According to the Democrat and Chronicle, current Rochester Mayor Lovely Warren stated that the decision to re-name the terminal building was about reclaiming Johnson’s legacy.

“All this is knitted together,” Johnson, who is now 76-years-old. “There is a lot of work that people either were not aware of — or have chosen to forget.”

During the re-naming celebration, Johnson’s family members from three generations, along with friends, peers, and other Rochester citizens, all gathered at the Port of Rochester in Charlotte to hear remarks honoring the 64th Mayor of Rochester.

Council President Loretta C. Scott spoke, along with Johnson’s friends Paul W. Smith, Clayton Osborne, and Senator Joseph Robach.

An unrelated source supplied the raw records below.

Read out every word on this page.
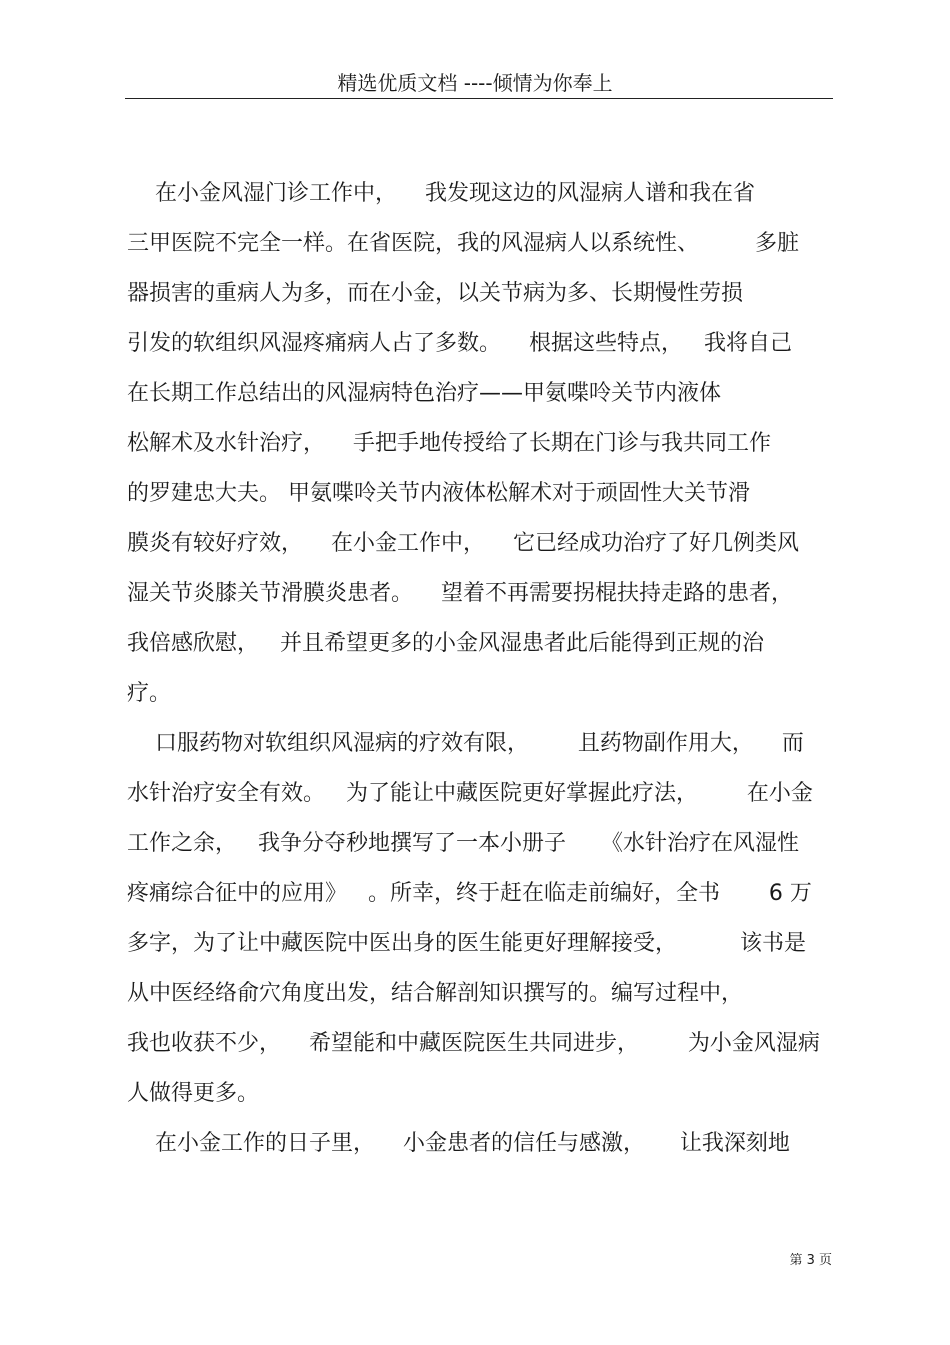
精选优质文档 ----倾情为你奉上
在小金风湿门诊工作中，    我发现这边的风湿病人谱和我在省
三甲医院不完全一样。在省医院，我的风湿病人以系统性、        多脏
器损害的重病人为多，而在小金，以关节病为多、长期慢性劳损
引发的软组织风湿疼痛病人占了多数。    根据这些特点，   我将自己
在长期工作总结出的风湿病特色治疗——甲氨喋呤关节内液体
松解术及水针治疗，    手把手地传授给了长期在门诊与我共同工作
的罗建忠大夫。 甲氨喋呤关节内液体松解术对于顽固性大关节滑
膜炎有较好疗效，    在小金工作中，    它已经成功治疗了好几例类风
湿关节炎膝关节滑膜炎患者。    望着不再需要拐棍扶持走路的患者，
我倍感欣慰，   并且希望更多的小金风湿患者此后能得到正规的治
疗。
口服药物对软组织风湿病的疗效有限，       且药物副作用大，    而
水针治疗安全有效。   为了能让中藏医院更好掌握此疗法，       在小金
工作之余，   我争分夺秒地撰写了一本小册子     《水针治疗在风湿性
疼痛综合征中的应用》   。所幸，终于赶在临走前编好，全书       6 万
多字，为了让中藏医院中医出身的医生能更好理解接受，         该书是
从中医经络俞穴角度出发，结合解剖知识撰写的。编写过程中，
我也收获不少，    希望能和中藏医院医生共同进步，       为小金风湿病
人做得更多。
在小金工作的日子里，    小金患者的信任与感激，     让我深刻地
第 3 页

Though the actual event was filled with laughter, cheers, and celebrations, the online community continually brought up the failed high-speed ferry, which cost taxpayers millions of dollars during Johnson’s tenure.

I’m not ashamed of us or anything that we did,” Johnson added. “We wish that things had turned out better, [but] we still have a vibrant port, and I think that is the positive story here.”

“Today, I am choosing to reclaim his name, his honor, and his legacy, which gave credit to his willingness to tackle a vision that had been shelved for years,” said Warren. “So, Mayor Johnson, I want you, your family, and your friends to know, that 20 years from now, when your great-great-grandchildren come to this place, the plaques and the building that bear your name will hang with pride.”

Prior to his mayoral career, Johnson served for 21 years as the President and Chief Executive Officer of the Urban League of Rochester, responsible for developing and overseeing programs and projects in education, youth development, employment training, affordable housing, and family services. Johnson was first elected in November of 1993 and served as Mayor of Rochester from 1994 until 2005. It was his first run for any political office, succeeding a 20-year incumbent. Johnson was Rochester’s first African-American mayor.